Лобанович поднялся, состроил важную мину и начал:
Люблю посуды стук урочный
И песню терки слушать рад,
Люблю шипенье шкварок сочных,
Приятен мне их аромат.
Пускай клянет отец духовный,
Пускай сулит мне пекло он,
Милее мне, чем звон церковный,
Сковороды веселый звон!
— Ха-ха-ха! — захохотал Турсевич. — Ах ты богохульник! Только в Тельшине и можно додуматься до этого:
Милее мне, чем звон церковный,
Сковороды веселый звон!
Ловко, ей-богу, ловко! Ну, я сейчас!
Турсевич выбежал в сени, а оттуда к хозяйке, приказал ей приготовить ужин и сейчас же вернулся.
— А знаешь, Лобанок, — таинственно проговорил Турсевич, понизив голос, — может, ты выпил бы чарку?
— Милый ты мой друг! Мало того, что голова твоя министерская, так ты еще и чародей, одним словом — кудесник, — с воодушевлением проговорил Лобанович. — Почему же не выпить, как говорит моя бабка!
— Так, говоришь, хорошо было бы выпить? — спросил с нарочитой серьезностью Турсевич.

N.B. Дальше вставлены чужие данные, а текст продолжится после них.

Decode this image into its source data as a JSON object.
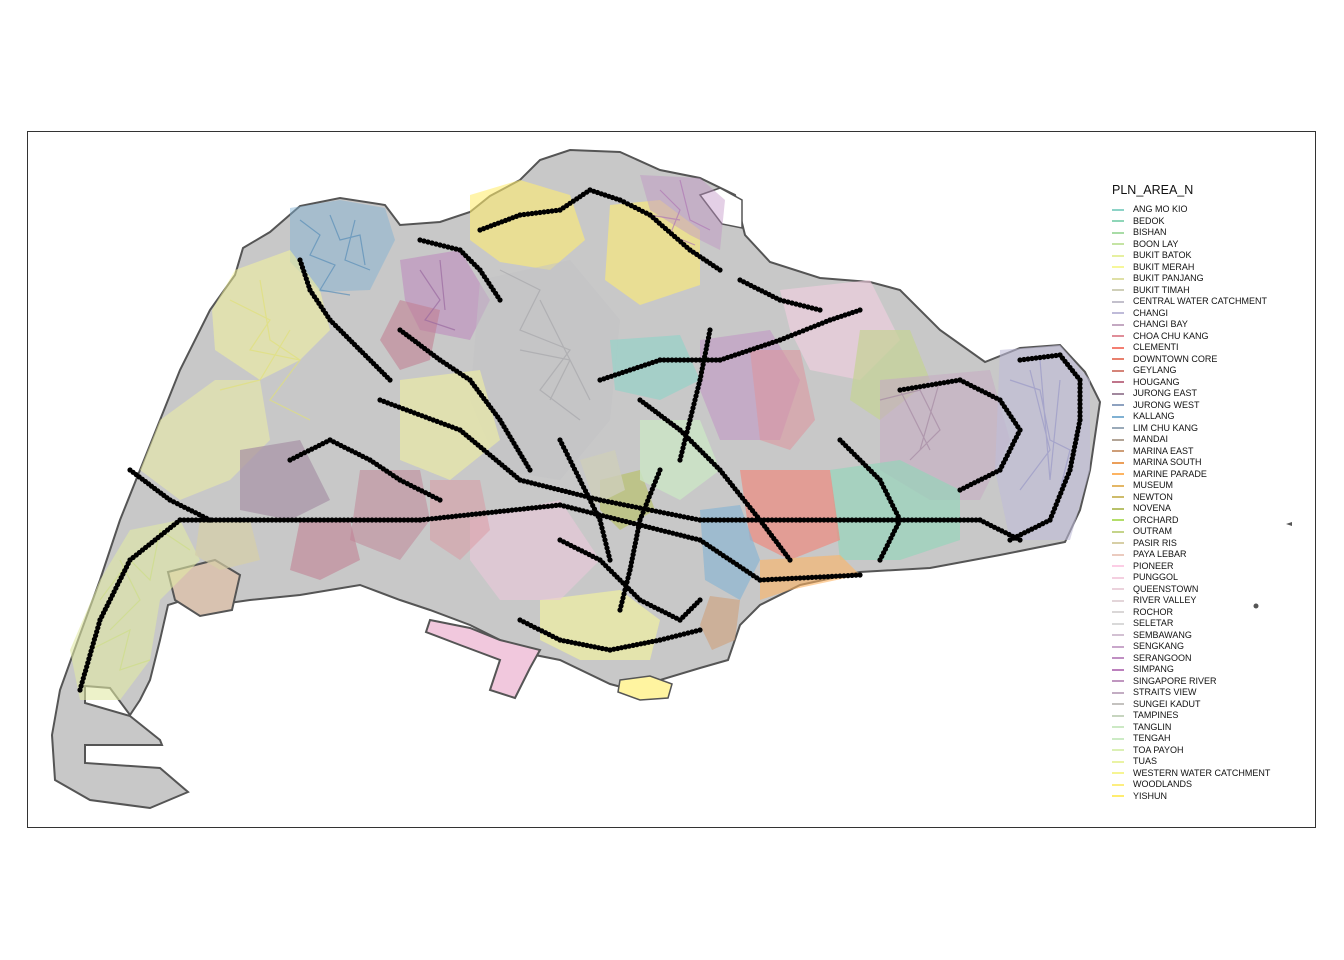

— А какой же дурень осмелится сказать, что нехорошо?
— Так ведь нечего пить, братец.
Лицо Лобановича немного вытянулось.
— Ха-ха-ха! — даже присел от смеха Турсевич, потом вскочил, не переставая смеяться и показывая на друга пальцем.
— Убил ты меня этим, — проговорил Лобанович, упав духом.
— На то я и кудесник, — не переставал смеяться Турсевич. Он подошел к шкафику, покопался в нем и важно вытащил оттуда полбутылки водки.
— Не журись, брат, — сказал он и потряс бутылкой.
Пока жарились шкварки, Турсевич приготовил стол к ужину.
— Ну что, может быть, твоя бабка сумеет так сделать? — спросил Турсевич друга, как только Лукашиха принесла ужин.
— Зато моя бабка шептать умеет.
— Шептать-то она умеет, но щей как следует не сварит. Знаю твою бабку.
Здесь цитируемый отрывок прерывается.